– Roy Beepat lauds ‘phenomenal’ business climate
By Tamica Garnett
OWNER of the Giftland Mall Roy Beepat on Friday announced that plans are afoot to build a 12-storey, 400-room, multibillion-dollar Radisson Blu Hotel next to the Giftland Mall.
The Radisson Blu is one of seven distinctive hotel brands under the US-headquartered Radisson Hotel Group, one of the largest and most dynamic hotel groups in the world, with over 1,100 hotels in destinations globally.
The investment, Beepat said, is expected to be somewhere in the vicinity of US$80 – 100 million, and the building is set to be situated on a section of the Giftland Mall’s current parking lot.
“We have three acres on the car park; that’s about 130,000 square feet. We’re only going to use 90,000 square feet of that, but we’re going up 12 floors, which would give us over one million square feet in space,” Beepat explained of the grand plans for the Hotel.
He added: “Four floors will be hotels with 100 rooms each. We’ll also have 200 apartments and rooms for things such as banqueting, conferencing, and business floors with business services. We’re hoping to bring five fast casual restaurants, such as Red Lobster, Olive Garden, Banana Breeze.”
Describing the business environment as “phenomenal”, Beepat said there is no time like the present to get involved in major investments in Guyana.
“There’s nobody in business who I’ve spoken to who isn’t overjoyed with the direction the country is going,” Beepat said, adding:
“The Giftland Group will continue to expand on different areas and avenues, which were previously looked at but weren’t feasible at the time, but now is, due to the upcoming demand, and the change in the economic climate. We’re so optimistic, and we understand that there is going to be need for more hotel rooms, so we had our application for a 400-room Radisson Blu five-star hotel that will be going up in the next few years.”
Beepat also commended the Government for playing its part in fostering an encouraging business environment, especially for local investors, as they, too, try to get in on the pie.
“We have a Government that understands business, and they’re doing everything within their power to make sure it flows. The fact, that they’ve put an ease on so much taxes makes it easier for consumers to spend. So the environment is filled with optimism,” Beepat said.
All forecasts have been predicting massive growth in Guyana’s economy over the next few years, due to the country’s recent but abundant oil and gas industry, for which production began last year. Guyana, with its new-found oil wealth, is on the cusp of economic transformation, and has already received the title of “investment capital of the region and possibly the world”.
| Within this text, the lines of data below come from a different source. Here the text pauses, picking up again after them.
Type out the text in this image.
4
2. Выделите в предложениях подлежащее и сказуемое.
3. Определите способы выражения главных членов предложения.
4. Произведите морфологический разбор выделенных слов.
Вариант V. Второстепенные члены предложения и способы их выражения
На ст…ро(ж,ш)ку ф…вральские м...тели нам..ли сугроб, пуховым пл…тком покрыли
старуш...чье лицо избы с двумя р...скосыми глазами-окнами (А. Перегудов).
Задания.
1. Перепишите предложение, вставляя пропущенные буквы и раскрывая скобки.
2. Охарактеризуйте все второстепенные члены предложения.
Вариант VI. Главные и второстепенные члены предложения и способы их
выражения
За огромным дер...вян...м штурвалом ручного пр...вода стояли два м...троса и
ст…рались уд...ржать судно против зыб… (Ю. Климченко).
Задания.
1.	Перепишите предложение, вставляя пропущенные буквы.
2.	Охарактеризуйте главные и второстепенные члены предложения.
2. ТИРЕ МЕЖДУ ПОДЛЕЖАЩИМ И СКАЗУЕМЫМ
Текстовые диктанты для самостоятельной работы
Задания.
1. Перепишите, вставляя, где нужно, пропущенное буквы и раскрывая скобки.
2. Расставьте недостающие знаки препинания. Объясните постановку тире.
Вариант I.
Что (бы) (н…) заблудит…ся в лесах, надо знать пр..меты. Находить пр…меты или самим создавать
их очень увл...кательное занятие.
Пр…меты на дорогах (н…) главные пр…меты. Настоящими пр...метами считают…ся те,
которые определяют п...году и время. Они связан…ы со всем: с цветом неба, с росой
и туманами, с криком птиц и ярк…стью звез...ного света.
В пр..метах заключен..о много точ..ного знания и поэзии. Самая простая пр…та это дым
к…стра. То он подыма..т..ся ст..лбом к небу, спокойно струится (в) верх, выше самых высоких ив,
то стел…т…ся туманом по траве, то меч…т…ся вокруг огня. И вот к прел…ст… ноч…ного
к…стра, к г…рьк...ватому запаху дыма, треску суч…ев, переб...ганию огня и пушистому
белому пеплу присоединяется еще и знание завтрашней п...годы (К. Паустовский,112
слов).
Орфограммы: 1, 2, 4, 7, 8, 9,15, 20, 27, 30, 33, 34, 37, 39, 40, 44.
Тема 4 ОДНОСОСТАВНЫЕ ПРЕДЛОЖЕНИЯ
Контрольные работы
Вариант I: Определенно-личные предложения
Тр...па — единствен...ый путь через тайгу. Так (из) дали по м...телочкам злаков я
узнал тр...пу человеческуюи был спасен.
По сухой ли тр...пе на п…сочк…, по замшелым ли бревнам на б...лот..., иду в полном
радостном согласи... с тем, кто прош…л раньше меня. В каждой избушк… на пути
Several investors have particularly been focused on the hotel industry.
The Government had recently put out Expressions of Interest (EOIs)and requests for proposals for investors to build hotels in Guyana. The aim, as outlined by the President, Dr. Irfaan Ali, is to provide at least 2,000 first-class rooms, making Guyana “a conventional destination”.
Aside from the Radisson brand, some of the key players in the hotel industry, like the Hyatt Hotels Corporation, and the Hilton Hotels and Resorts, are said to have already submitted EoIs to the Government of Guyana.
Beepat noted that aside from this newest project by the Giftland Group, plans are also in the works for a major overhaul of the Giftland Department Stores, and the expansion of Giftland’s FoodMaxx Supermarket brand.
“The Foodmaxx Supermarket, we plan to make that the Number One supermarket in the Caribbean by next year. Right now, we have been gaining tremendous market share; most of our customers say it’s a phenomenal experience,” Beepat said.
This year, amidst closed doors and a severe decline in business, due to the COVID-19 pandemic, the Giftland Mall celebrated its fifth anniversary since opening at its Liliendaal, East Coast Demerara location.
Though there was not much of a celebration due to that situation, Beepat noted that the year does mark a turning point for the business, and has paved a clearer path for expansion and development.
“For the first five years, we suffered because the cost of building the Mall had its effects on our goods and services. But we’re now past that, so we’re looking to be the old Giftland, like we were on Water Street, where anything you can imagine you can get here,” Beepat said.
“In terms of Giftland Stores, we want a complete re-do. The stores have been there five years, so we’re going to completely refurbish it, and bring it into a more modern unit, and increase our product line,” he added.
As pertains to challenges during the COVID-19 pandemic, Beepat said the hardest for him was having to put staff on the breadline, as the business navigated the pandemic. However, things are now turning towards a brighter future.
“I think we all faced challenges, and having our staff on the breadline. We tried as much as we could to keep as many as possible employed, and we have been able to bring all of our staff back on. That was our biggest challenge,” Beepat said.